His new book, Chasing the Devil, retraces Graham Greene’s 350-mile journey across Sierra Leone and Liberia in 1935. It’s not a bad idea, but Liberia is a different country today, with halfway decent motorbike tracks, jeep roads and bridges. Why go the whole hog on foot? Shunning all comfort, Butcher pushes on through tsetse fly-infested jungle and ‘war-scarred’ backwoods, snacking on tins of spam and windfall fruit. Such is his need to identify with Greene that he includes a photograph of himself alongside one of the novelist (sweating under a solar topi) in Sierra Leone 80 years earlier.

Like many journalists, Butcher enjoys a sense of his own self-importance. (‘I can clearly remember receiving my first death threat,’ he tells us, grandly.) Most of the world’s recent ‘major conflicts’ have been reported by Butcher (so he tells us). During his 20-year stint on the Telegraph he used to commute to the newspaper’s London office by motorbike (as opposed to up the Thames by canoe), and clearly he thrilled to his duties. Reporting from hot spots abroad is not such a challenge, though, if you have few responsibilities at home: just put it on the plastic and leave the answer machine on. So come on, Mr Butcher!

Just as Greene had travelled in the company of his cousin Barbara Greene, so Butcher is accompanied by an Oxford theology student called David. Fortunately David is sympathetic to his companion’s ‘ego-driven Alpha Male status’ (as Butcher puts it), and quick to keep a low profile during the hikes. Butcher is not Graham Greene, of course. Armed with a copy of Burton’s Anatomy of Melancholy, the man Evelyn Waugh nicknamed ‘Grisjambon Vert’ (French for ‘grey ham green’) had set off for Africa from Liverpool one winter’s day on the eve of the second world war. Journey Without Maps, his account of the West Africa adventure, ranks as one of the great travel books of the 20th century.
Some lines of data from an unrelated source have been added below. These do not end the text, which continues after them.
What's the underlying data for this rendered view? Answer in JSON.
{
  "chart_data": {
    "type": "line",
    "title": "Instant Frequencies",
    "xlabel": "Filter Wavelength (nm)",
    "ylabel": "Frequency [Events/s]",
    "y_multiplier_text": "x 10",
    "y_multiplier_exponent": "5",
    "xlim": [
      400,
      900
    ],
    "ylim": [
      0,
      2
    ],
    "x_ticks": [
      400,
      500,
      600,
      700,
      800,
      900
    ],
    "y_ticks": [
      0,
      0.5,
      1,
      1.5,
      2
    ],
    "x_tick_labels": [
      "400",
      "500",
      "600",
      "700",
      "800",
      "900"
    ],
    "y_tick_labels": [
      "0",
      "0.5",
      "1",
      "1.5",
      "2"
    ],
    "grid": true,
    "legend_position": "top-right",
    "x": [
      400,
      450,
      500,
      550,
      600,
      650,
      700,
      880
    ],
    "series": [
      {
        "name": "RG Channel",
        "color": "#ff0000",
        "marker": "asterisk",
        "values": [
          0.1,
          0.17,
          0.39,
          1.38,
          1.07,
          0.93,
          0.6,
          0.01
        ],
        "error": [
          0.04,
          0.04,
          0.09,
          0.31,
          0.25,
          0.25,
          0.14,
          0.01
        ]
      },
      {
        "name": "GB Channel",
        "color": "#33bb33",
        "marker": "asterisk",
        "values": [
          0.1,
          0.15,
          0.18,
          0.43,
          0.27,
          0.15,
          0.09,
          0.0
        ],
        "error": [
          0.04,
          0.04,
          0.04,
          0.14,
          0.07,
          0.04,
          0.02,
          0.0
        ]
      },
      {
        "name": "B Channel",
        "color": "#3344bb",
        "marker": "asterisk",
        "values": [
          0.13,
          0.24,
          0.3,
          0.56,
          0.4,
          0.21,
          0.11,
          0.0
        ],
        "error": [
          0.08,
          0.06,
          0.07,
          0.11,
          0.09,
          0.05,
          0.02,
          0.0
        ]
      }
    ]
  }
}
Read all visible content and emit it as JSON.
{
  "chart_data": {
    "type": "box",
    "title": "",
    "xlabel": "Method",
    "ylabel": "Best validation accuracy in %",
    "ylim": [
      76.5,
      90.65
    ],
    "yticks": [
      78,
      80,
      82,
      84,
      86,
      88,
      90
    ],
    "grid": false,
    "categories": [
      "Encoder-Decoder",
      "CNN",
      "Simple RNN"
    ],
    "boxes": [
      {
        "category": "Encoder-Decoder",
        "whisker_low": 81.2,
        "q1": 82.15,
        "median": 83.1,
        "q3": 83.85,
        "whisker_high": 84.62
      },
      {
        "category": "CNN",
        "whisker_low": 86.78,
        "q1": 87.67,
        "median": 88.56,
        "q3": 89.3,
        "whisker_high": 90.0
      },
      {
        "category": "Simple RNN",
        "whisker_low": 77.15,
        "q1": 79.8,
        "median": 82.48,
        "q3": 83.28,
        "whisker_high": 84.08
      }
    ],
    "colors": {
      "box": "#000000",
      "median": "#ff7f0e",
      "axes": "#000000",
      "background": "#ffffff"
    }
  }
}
Perhaps more than anyone, Greene had helped to return the genre to the realm of literature by conjuring an acute sense of place and shadowy menace. To his credit, Butcher offers superlative descriptions (‘the sweet sedgy scent of Sierra Leone’), and strives to evoke a mood of Greeneian darkness and danger, as he sets out to investigate secret bush cults and evidence of human sacrifice. Alert as he is to the threat of violence, he reveals a very Anglo-Saxon prejudice that whatever happens outside of England is the work of rogues. (‘I convinced myself a plot had been hatched to lead me round in circles before delivering me to an ambush.’)

The book is marred by flights of lazy journalese, as non-words such as ‘meaningful’ (‘meaningful development’) crop up frequently, along with ‘arguably’, ‘relatively’, ‘encapsulate’ and the frightful ‘guesstimate’. Infelicities of this sort might be forgiven in a novice writer, but clunky similes cling like grime to Butcher’s prose (thus mosquitoes drone like ‘Stuka dive-bombers’).

Unknown to her novelist cousin, Barbara Greene had written her own book on Liberia: Land Benighted (reissued in 1981 as Too Late to Turn Back). It remains a marvel of comic observation and mock-heroic misadventure; privately Greene thought it superior to his own. Chasing the Devil adds little to either Barbara or Graham Greene’s vision of Africa; it is journalism merely, if superior journalism.